Though the show -- based on the book of the same name by Suzuki, a veteran geneticist, environmentalist and broadcaster, and his longtime collaborator Amanda McConnell -- can be maddeningly repetitive and downright dull, at times it evokes the sense of wonder that must have driven Suzuki inescapably to his main point: We are creatures of the Earth, not rulers of it. Whether his vision of humanity's place in an interconnected world is as radical as Suzuki seems to believe, his guided tour hopscotching five continents could hardly be more expansive or contemplative.
In the opening episode, "Journey Into New Worlds," Suzuki takes us to Arizona, Massachusetts, Britain and Western Canada in an effort to frame his view of the planet and our place on it. Along with scientists, an astronaut and a cardiologist, we meet a leader of the Haida people who first showed Suzuki how humans are inseparable from the forest and the rest of the natural world, setting him on his path. Reflecting on his own career journey, Suzuki contrasts Isaac Newton's "reductionist" science with the spiritual understanding fundamental to the Haida view.

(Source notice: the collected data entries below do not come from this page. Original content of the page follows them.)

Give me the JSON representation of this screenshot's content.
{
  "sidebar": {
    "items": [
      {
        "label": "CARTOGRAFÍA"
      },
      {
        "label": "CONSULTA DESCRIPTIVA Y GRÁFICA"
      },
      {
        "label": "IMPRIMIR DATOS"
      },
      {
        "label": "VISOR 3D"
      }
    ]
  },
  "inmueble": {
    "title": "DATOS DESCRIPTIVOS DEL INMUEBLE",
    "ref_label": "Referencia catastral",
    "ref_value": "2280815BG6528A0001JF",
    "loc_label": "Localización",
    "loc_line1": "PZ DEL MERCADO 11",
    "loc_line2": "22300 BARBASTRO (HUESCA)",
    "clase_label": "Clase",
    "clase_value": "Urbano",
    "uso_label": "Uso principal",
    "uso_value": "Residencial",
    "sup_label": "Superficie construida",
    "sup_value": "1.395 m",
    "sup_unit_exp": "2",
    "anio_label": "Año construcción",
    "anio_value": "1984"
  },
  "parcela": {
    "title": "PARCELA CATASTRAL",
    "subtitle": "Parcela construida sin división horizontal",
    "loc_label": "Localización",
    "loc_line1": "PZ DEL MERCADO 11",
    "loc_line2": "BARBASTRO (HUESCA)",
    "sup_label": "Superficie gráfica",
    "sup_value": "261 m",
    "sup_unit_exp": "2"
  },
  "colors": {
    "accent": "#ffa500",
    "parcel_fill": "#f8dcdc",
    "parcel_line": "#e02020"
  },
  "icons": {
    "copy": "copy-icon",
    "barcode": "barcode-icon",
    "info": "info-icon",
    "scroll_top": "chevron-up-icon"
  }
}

The second episode, "The Matrix of Life," explores the dynamic and essential relationship between air and water, from the banks of the Ganges River to the desert oasis of Las Vegas.

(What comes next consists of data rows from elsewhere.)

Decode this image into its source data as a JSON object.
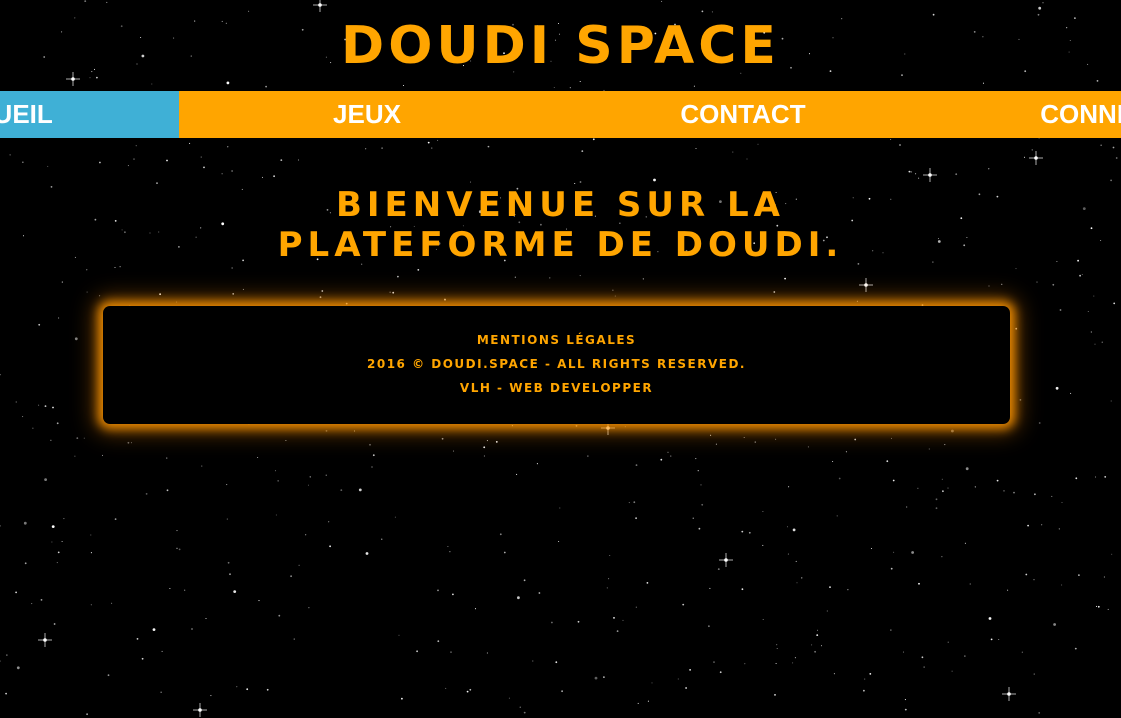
{
  "site": {
    "title": "DOUDI SPACE"
  },
  "nav": {
    "items": [
      {
        "label": "ACCUEIL",
        "active": true
      },
      {
        "label": "JEUX",
        "active": false
      },
      {
        "label": "CONTACT",
        "active": false
      },
      {
        "label": "CONNEXION",
        "active": false
      }
    ]
  },
  "main": {
    "welcome_line1": "Bienvenue sur la",
    "welcome_line2": "plateforme de Doudi."
  },
  "footer": {
    "legal_link": "Mentions légales",
    "copyright": "2016 © Doudi.space - All rights reserved.",
    "credit": "VLH - Web developper"
  },
  "colors": {
    "background": "#000000",
    "accent": "#FFA500",
    "nav_active": "#3FB0D6",
    "nav_text": "#FFFFFF",
    "glow": "#FF9600"
  }
}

Next comes "The Fire of Creation," a look at how the cosmos came to life 13 billion years ago with a single Big Bang, and how today the furnace of the sun continues to feed the cycle of production worldwide. In soil, the planet's energy cycle comes full circle as death turns into life.
In the conclusion, "Coming Home," Suzuki examines the need for love and spiritual connection that seems as vital to humans as air, water, earth and fire.
In spite of its occasional self-indulgence, this four-part essay is often most effective when it is most personal. One such moment comes tonight when Suzuki takes his grandson, Tamo, to visit a swamp instead of another video arcade, and the boy catches a frog in midair. Suzuki says the reptile looks old and wrinkled, to which the boy innocently replies, "Like you." His grandfather's laugh says plenty about the joy of nature.